My Dad shoots a Pure with long bar/side bar and its a great 3d bow, 28.5 dl, 57# dw, 295 fps with a 500 fatboy so the things plenty fast and its really smooth.


----------



## Rebel17 (Aug 23, 2011)

Went to first outdoor for this year, shot a bad first half with 3 5's and a great second half with 4 8's lots of tens and some 12's and 14's total of either 281 or 261


----------



## Z7XtremeBoy (Jan 16, 2012)

Last saturday at shady: 285 out of 300 Sunday at Haags: 272 out of 300 Saturday at Kris Kustom Archery Indoor: 386 out of 430 (Half and Half shoot) Sunday at Adwolfe: 269 out of 300 (tough course)


----------



## Ignition kid (Oct 7, 2008)

ya I mignht look into the Pure, although I still want to see if the Conquest Triumph is fast enough to be flat out to 30 yards with no lighter than an IBO arrow (5 grns per pound) probably around 360 grains all depending on how much the Flatline Surgical 340's will weigh in for me. I'd prefer to keep w/Mathews cause they support missionaries and are a Christian company and I am all for supporting them kind of people, and as yall know I've always been a Mathews guy.


----------



## Z7XtremeBoy (Jan 16, 2012)

Kris Kustom Archery:278 out of 300 going today


----------



## Rebel17 (Aug 23, 2011)

Ignition kid said:


> ya I mignht look into the Pure, although I still want to see if the Conquest Triumph is fast enough to be flat out to 30 yards with no lighter than an IBO arrow (5 grns per pound) probably around 360 grains all depending on how much the Flatline Surgical 340's will weigh in for me. I'd prefer to keep w/Mathews cause they support missionaries and are a Christian company and I am all for supporting them kind of people, and as yall know I've always been a Mathews guy.

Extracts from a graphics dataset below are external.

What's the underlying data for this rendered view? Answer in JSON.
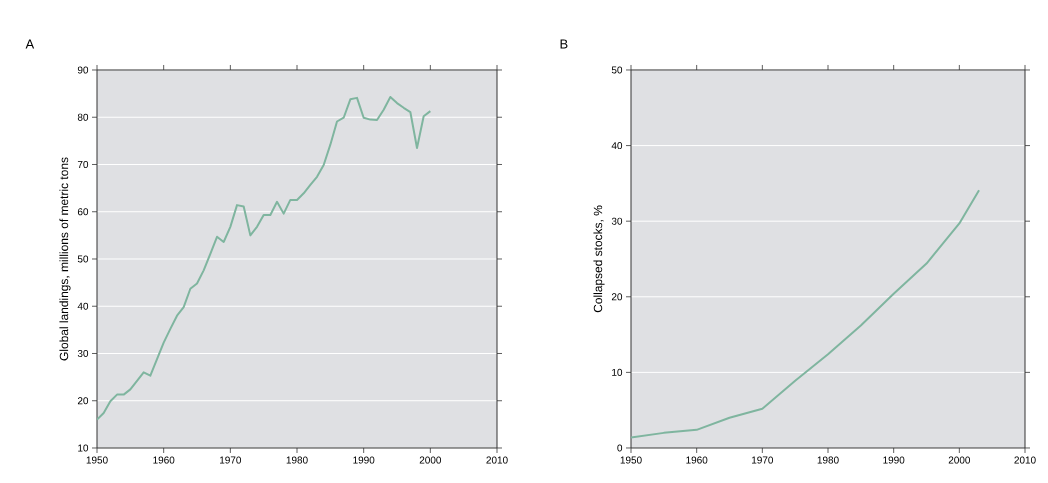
{
  "chart_data": [
    {
      "type": "line",
      "title": "A",
      "ylabel": "Global landings, millions of metric tons",
      "x": [
        1950,
        1951,
        1952,
        1953,
        1954,
        1955,
        1956,
        1957,
        1958,
        1959,
        1960,
        1961,
        1962,
        1963,
        1964,
        1965,
        1966,
        1967,
        1968,
        1969,
        1970,
        1971,
        1972,
        1973,
        1974,
        1975,
        1976,
        1977,
        1978,
        1979,
        1980,
        1981,
        1982,
        1983,
        1984,
        1985,
        1986,
        1987,
        1988,
        1989,
        1990,
        1991,
        1992,
        1993,
        1994,
        1995,
        1996,
        1997,
        1998,
        1999,
        2000
      ],
      "series": [
        {
          "color": "#7fb59f",
          "values": [
            16.0,
            17.4,
            19.9,
            21.3,
            21.3,
            22.4,
            24.2,
            26.0,
            25.3,
            28.8,
            32.3,
            35.2,
            38.0,
            39.8,
            43.7,
            44.8,
            47.6,
            51.1,
            54.7,
            53.6,
            56.8,
            61.4,
            61.1,
            55.0,
            56.8,
            59.3,
            59.3,
            62.1,
            59.6,
            62.5,
            62.5,
            63.9,
            65.7,
            67.4,
            69.9,
            74.2,
            79.1,
            79.9,
            83.8,
            84.1,
            79.9,
            79.5,
            79.4,
            81.6,
            84.3,
            83.0,
            82.0,
            81.1,
            73.5,
            80.2,
            81.3
          ]
        }
      ],
      "xlim": [
        1950,
        2010
      ],
      "ylim": [
        10,
        90
      ],
      "xticks": [
        1950,
        1960,
        1970,
        1980,
        1990,
        2000,
        2010
      ],
      "yticks": [
        10,
        20,
        30,
        40,
        50,
        60,
        70,
        80,
        90
      ],
      "grid": "y"
    },
    {
      "type": "line",
      "title": "B",
      "ylabel": "Collapsed stocks, %",
      "x": [
        1950,
        1955,
        1960,
        1965,
        1970,
        1975,
        1980,
        1985,
        1990,
        1995,
        2000,
        2003
      ],
      "series": [
        {
          "color": "#7fb59f",
          "values": [
            1.4,
            2.0,
            2.4,
            4.0,
            5.2,
            8.9,
            12.4,
            16.2,
            20.4,
            24.4,
            29.7,
            34.1
          ]
        }
      ],
      "xlim": [
        1950,
        2010
      ],
      "ylim": [
        0,
        50
      ],
      "xticks": [
        1950,
        1960,
        1970,
        1980,
        1990,
        2000,
        2010
      ],
      "yticks": [
        0,
        10,
        20,
        30,
        40,
        50
      ],
      "grid": "y"
    }
  ]
}
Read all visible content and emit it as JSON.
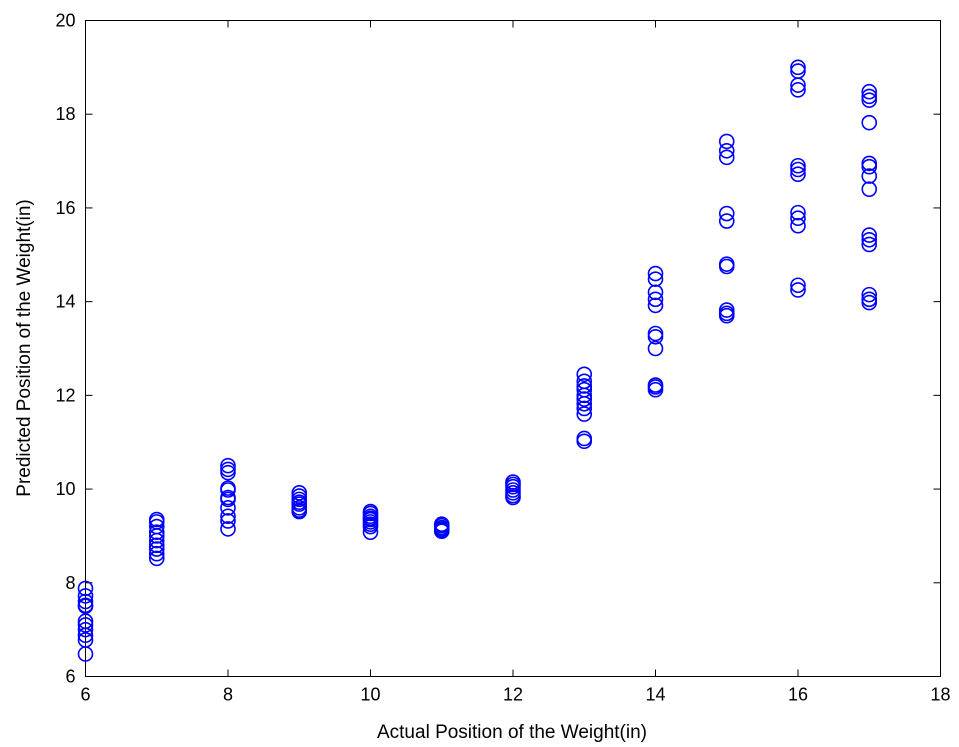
{
  "chart_data": {
    "type": "scatter",
    "title": "",
    "xlabel": "Actual Position of the Weight(in)",
    "ylabel": "Predicted Position of the Weight(in)",
    "xlim": [
      6,
      18
    ],
    "ylim": [
      6,
      20
    ],
    "xticks": [
      6,
      8,
      10,
      12,
      14,
      16,
      18
    ],
    "yticks": [
      6,
      8,
      10,
      12,
      14,
      16,
      18,
      20
    ],
    "marker": "open-circle",
    "color": "#0000ff",
    "grid": false,
    "series": [
      {
        "points": [
          [
            6,
            7.88
          ],
          [
            6,
            7.72
          ],
          [
            6,
            7.6
          ],
          [
            6,
            7.52
          ],
          [
            6,
            7.5
          ],
          [
            6,
            7.18
          ],
          [
            6,
            7.1
          ],
          [
            6,
            7.0
          ],
          [
            6,
            6.88
          ],
          [
            6,
            6.78
          ],
          [
            6,
            6.48
          ],
          [
            7,
            9.35
          ],
          [
            7,
            9.3
          ],
          [
            7,
            9.2
          ],
          [
            7,
            9.08
          ],
          [
            7,
            9.0
          ],
          [
            7,
            8.9
          ],
          [
            7,
            8.8
          ],
          [
            7,
            8.72
          ],
          [
            7,
            8.62
          ],
          [
            7,
            8.52
          ],
          [
            8,
            10.5
          ],
          [
            8,
            10.42
          ],
          [
            8,
            10.35
          ],
          [
            8,
            10.02
          ],
          [
            8,
            9.98
          ],
          [
            8,
            9.82
          ],
          [
            8,
            9.78
          ],
          [
            8,
            9.6
          ],
          [
            8,
            9.42
          ],
          [
            8,
            9.32
          ],
          [
            8,
            9.15
          ],
          [
            9,
            9.92
          ],
          [
            9,
            9.85
          ],
          [
            9,
            9.78
          ],
          [
            9,
            9.72
          ],
          [
            9,
            9.68
          ],
          [
            9,
            9.6
          ],
          [
            9,
            9.55
          ],
          [
            9,
            9.52
          ],
          [
            10,
            9.52
          ],
          [
            10,
            9.48
          ],
          [
            10,
            9.42
          ],
          [
            10,
            9.38
          ],
          [
            10,
            9.35
          ],
          [
            10,
            9.3
          ],
          [
            10,
            9.25
          ],
          [
            10,
            9.2
          ],
          [
            10,
            9.08
          ],
          [
            11,
            9.25
          ],
          [
            11,
            9.22
          ],
          [
            11,
            9.18
          ],
          [
            11,
            9.15
          ],
          [
            11,
            9.12
          ],
          [
            11,
            9.1
          ],
          [
            12,
            10.15
          ],
          [
            12,
            10.1
          ],
          [
            12,
            10.05
          ],
          [
            12,
            9.98
          ],
          [
            12,
            9.92
          ],
          [
            12,
            9.86
          ],
          [
            12,
            9.82
          ],
          [
            13,
            12.45
          ],
          [
            13,
            12.3
          ],
          [
            13,
            12.2
          ],
          [
            13,
            12.12
          ],
          [
            13,
            12.0
          ],
          [
            13,
            11.92
          ],
          [
            13,
            11.82
          ],
          [
            13,
            11.72
          ],
          [
            13,
            11.6
          ],
          [
            13,
            11.08
          ],
          [
            13,
            11.02
          ],
          [
            14,
            14.6
          ],
          [
            14,
            14.48
          ],
          [
            14,
            14.2
          ],
          [
            14,
            14.05
          ],
          [
            14,
            13.92
          ],
          [
            14,
            13.32
          ],
          [
            14,
            13.25
          ],
          [
            14,
            13.0
          ],
          [
            14,
            12.22
          ],
          [
            14,
            12.18
          ],
          [
            14,
            12.12
          ],
          [
            15,
            17.42
          ],
          [
            15,
            17.22
          ],
          [
            15,
            17.08
          ],
          [
            15,
            15.88
          ],
          [
            15,
            15.72
          ],
          [
            15,
            14.8
          ],
          [
            15,
            14.75
          ],
          [
            15,
            13.82
          ],
          [
            15,
            13.75
          ],
          [
            15,
            13.7
          ],
          [
            16,
            19.0
          ],
          [
            16,
            18.92
          ],
          [
            16,
            18.62
          ],
          [
            16,
            18.52
          ],
          [
            16,
            16.9
          ],
          [
            16,
            16.82
          ],
          [
            16,
            16.72
          ],
          [
            16,
            15.9
          ],
          [
            16,
            15.78
          ],
          [
            16,
            15.62
          ],
          [
            16,
            14.35
          ],
          [
            16,
            14.25
          ],
          [
            17,
            18.48
          ],
          [
            17,
            18.38
          ],
          [
            17,
            18.3
          ],
          [
            17,
            17.82
          ],
          [
            17,
            16.95
          ],
          [
            17,
            16.88
          ],
          [
            17,
            16.68
          ],
          [
            17,
            16.4
          ],
          [
            17,
            15.42
          ],
          [
            17,
            15.32
          ],
          [
            17,
            15.22
          ],
          [
            17,
            14.15
          ],
          [
            17,
            14.05
          ],
          [
            17,
            13.98
          ]
        ]
      }
    ]
  }
}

I used to think that they were a waste of money untill i shot one, and IMO i think they have a cool design, and i didnt know they were christian based company, thats pretty kewl


----------



## Z7XtremeBoy (Jan 16, 2012)

If your not looking for ALOT of speed then you can probably go with an Apex 8


----------



## BowTecArcher11 (Jun 14, 2011)

Heading out in the morning with a buddys and my dad and possibly my brother.Lets just hope it dont rain.


----------



## Rebel17 (Aug 23, 2011)

went this morning, and i was pleased with myself 299 out of 340 i felt good, second one for the year


----------



## Z7XtremeBoy (Jan 16, 2012)

259 out of 300 at Big Pine ukey: 282 out of 300 at Shady Lane


----------



## arhoythunter (Aug 3, 2010)

196 with 20 targets today


----------



## TheHunter831 (Jun 14, 2011)

I got 388 yesterday....with 43 targets and 11s.10s.8s.5s and 0s for points. Pretty good for the 1st shoot this year and how windy it was. 25+ mph wind= nasty. but fun.


----------



## bigbulls10 (Jul 25, 2010)

i wasnt able to shoot the second leg of the arizona 3d championship but at the first leg i scored a 210 on the first 20 target course and then the next day i got a 199 so i finished 9 up with a score of 409 on 40 targets. i didnt shoot so hot the second day but i still came in third.


----------



## beararcher1 (Oct 3, 2010)

2 day outdoor safari shoot on the 21st and 22nd then a outdoor lilac shoot on the 28th


----------



## shooter jon (Jan 20, 2012)

First ever 3D shoot this wknd(outside ). I need work, shot a 323 outta 400.


----------



## pikemaster (Jun 21, 2010)

Shot a 206 and a 198out of 20 targets with 11's. I was pretty happy with that, cleaned the first round too.  nationals this weekwnd :/
Brandon


----------



## bigbulls10 (Jul 25, 2010)

good shootin!


----------



## MoBowHunter41 (Aug 17, 2011)

got first in a shoot yesterday. didnt shoot my best only a 286 out of 360 counting 12s. but it was good enough to win and i got $200! ill take that any day


----------



## pikemaster (Jun 21, 2010)

Just came back from Canadian 3D indoor nationals.
Finished first place. It was alot of fun and cant wait for next year... now i gotta practice outdoor. Lol


----------